Célébrée le dimanche durant l’octave de la Nativité de la Vierge, entre le 8 et 15 septembre, la fête fut définitivement fixée le 12 septembre par le pape Pie X en mémoire de l’anniversaire de la victoire. En 1970, après le Concile Vatican II, la fête est supprimée puis finalement rétablie en 2002 par le pape Jean Paul II. On sait toute l’affection que le souverain pontife portait à la Vierge comme en témoigne sa devise, « Tout à Toi, Marie », abréviation de la forme la plus complète de la consécration à la Mère de Dieu : « Je suis tout à toi et tout ce qui est à moi est à toi. Je te reçois dans tout ce qui est à moi. Prête-moi ton cœur, Marie ! » 

« Le nom seul de Marie met en fuite tous les démons ! », disait saint Bernard. Béni et invoqué par tous les chrétiens du monde entier, le nom de la Vierge Marie suffit à lui-seul à réconforter les fidèles. Un nom devenu si célèbre que c’est aujourd’hui le prénom féminin le plus donné au monde. Il est fêté chaque année par l’Église catholique le 12 septembre. Au cours des siècles, de nombreux saints ont honoré le nom de Marie.

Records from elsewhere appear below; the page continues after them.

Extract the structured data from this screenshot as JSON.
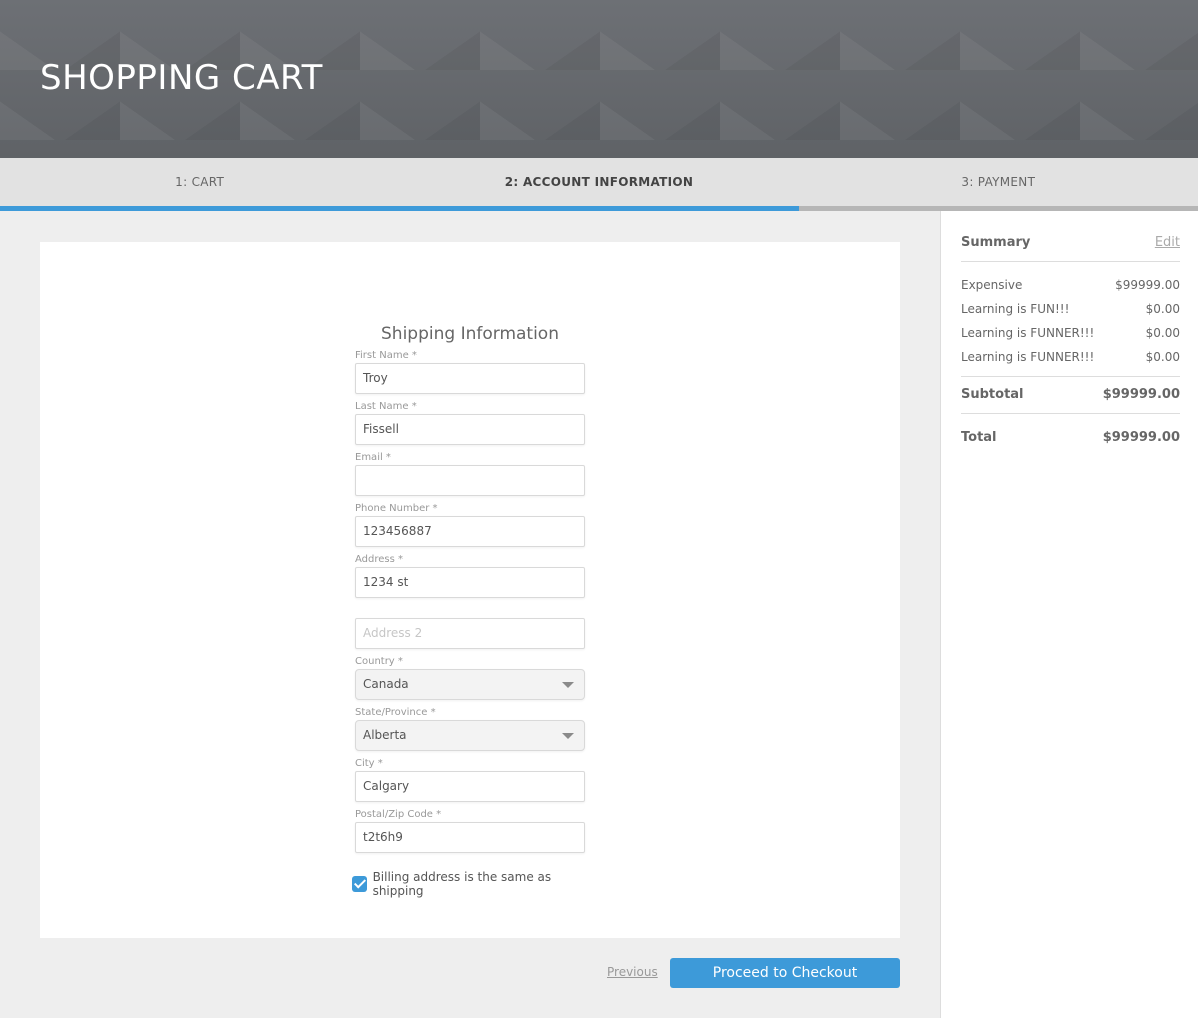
{
  "header": {
    "title": "SHOPPING CART"
  },
  "steps": [
    {
      "label": "1: CART"
    },
    {
      "label": "2: ACCOUNT INFORMATION"
    },
    {
      "label": "3: PAYMENT"
    }
  ],
  "progress": {
    "fraction": 0.667,
    "color": "#3d9ad9"
  },
  "form": {
    "title": "Shipping Information",
    "first_name": {
      "label": "First Name *",
      "value": "Troy"
    },
    "last_name": {
      "label": "Last Name *",
      "value": "Fissell"
    },
    "email": {
      "label": "Email *",
      "value": ""
    },
    "phone": {
      "label": "Phone Number *",
      "value": "123456887"
    },
    "address": {
      "label": "Address *",
      "value": "1234 st"
    },
    "address2": {
      "label": "",
      "placeholder": "Address 2"
    },
    "country": {
      "label": "Country *",
      "value": "Canada"
    },
    "state": {
      "label": "State/Province *",
      "value": "Alberta"
    },
    "city": {
      "label": "City *",
      "value": "Calgary"
    },
    "postal": {
      "label": "Postal/Zip Code *",
      "value": "t2t6h9"
    },
    "billing_same": {
      "label": "Billing address is the same as shipping",
      "checked": true
    }
  },
  "actions": {
    "previous_label": "Previous",
    "checkout_label": "Proceed to Checkout"
  },
  "summary": {
    "title": "Summary",
    "edit_label": "Edit",
    "items": [
      {
        "name": "Expensive",
        "price": "$99999.00"
      },
      {
        "name": "Learning is FUN!!!",
        "price": "$0.00"
      },
      {
        "name": "Learning is FUNNER!!!",
        "price": "$0.00"
      },
      {
        "name": "Learning is FUNNER!!!",
        "price": "$0.00"
      }
    ],
    "subtotal_label": "Subtotal",
    "subtotal_value": "$99999.00",
    "total_label": "Total",
    "total_value": "$99999.00"
  }
}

Saint Ambroise de Milan (+397) écrivait : « Votre nom, ô Marie, est un baume délicieux qui répand l’odeur de la grâce ! » Saint Bernard de Clairvaux (+1153 ) y voyait un refuge dans le combat spirituel : « Le seul nom de Marie met en fuite tous les démons ! ». Quant à saint Bonaventure (+1274), il invoquait la la Vierge en disant : « Que Votre nom est glorieux, ô sainte Mère de Dieu ! Qu’il est glorieux, ce nom qui a été la source de tant de merveilles ! » En septembre 2010, le pape Benoît XVI recommandait l’invocation du Nom de Marie pour la conversion des baptisés : « À la Vierge Marie, dont le Très Saint Nom est célébré aujourd’hui dans l’Église, nous confions notre chemin de conversion à Dieu. »

Marie,
En la suivant, on ne dévie pas.
En la priant, on ne désespère pas.
En pensant à elle, on ne se trompe pas.
Si elle te tient par la main, tu ne tomberas pas.
Si elle te protège, tu ne craindras pas.
Si elle est avec toi, tu es sûr d’arriver au but.
Marie est cette noble étoile dont les rayons illuminent le monde entier,
dont la splendeur brille dans les cieux et pénètre les enfers.
Elle illumine le monde et échauffe les âmes.
Elle enflamme les vertus et consume les vices.
Elle brille par ses mérites et éclaire par ses exemples.
Ô toi qui te vois ballotté au milieu des tempêtes,
ne détourne pas les yeux de l’éclat de cet astre si tu ne veux pas sombrer.

Si les vents de la tentation s’élèvent, si tu rencontres les récifs des tribulations,
regarde l’étoile, invoque Marie.

Si tu es submergé par l’orgueil, l’ambition, le dénigrement et la jalousie,
regarde l’étoile, crie Marie.

Si la colère, l’avarice ou les fantasmes de la chair secouent le navire de ton esprit,
regarde Marie.

Si, accablé par l’énormité de tes crimes, confus de la laideur de ta conscience, effrayé par l’horreur du jugement,
tu commences à t’enfoncer dans le gouffre de la tristesse, dans l’abîme du désespoir,

pense à Marie.
Que son nom ne quitte pas tes lèvres,
qu’il ne quitte pas ton cœur et pour obtenir la faveur de ses prières,
n’oublie pas les exemples de sa vie.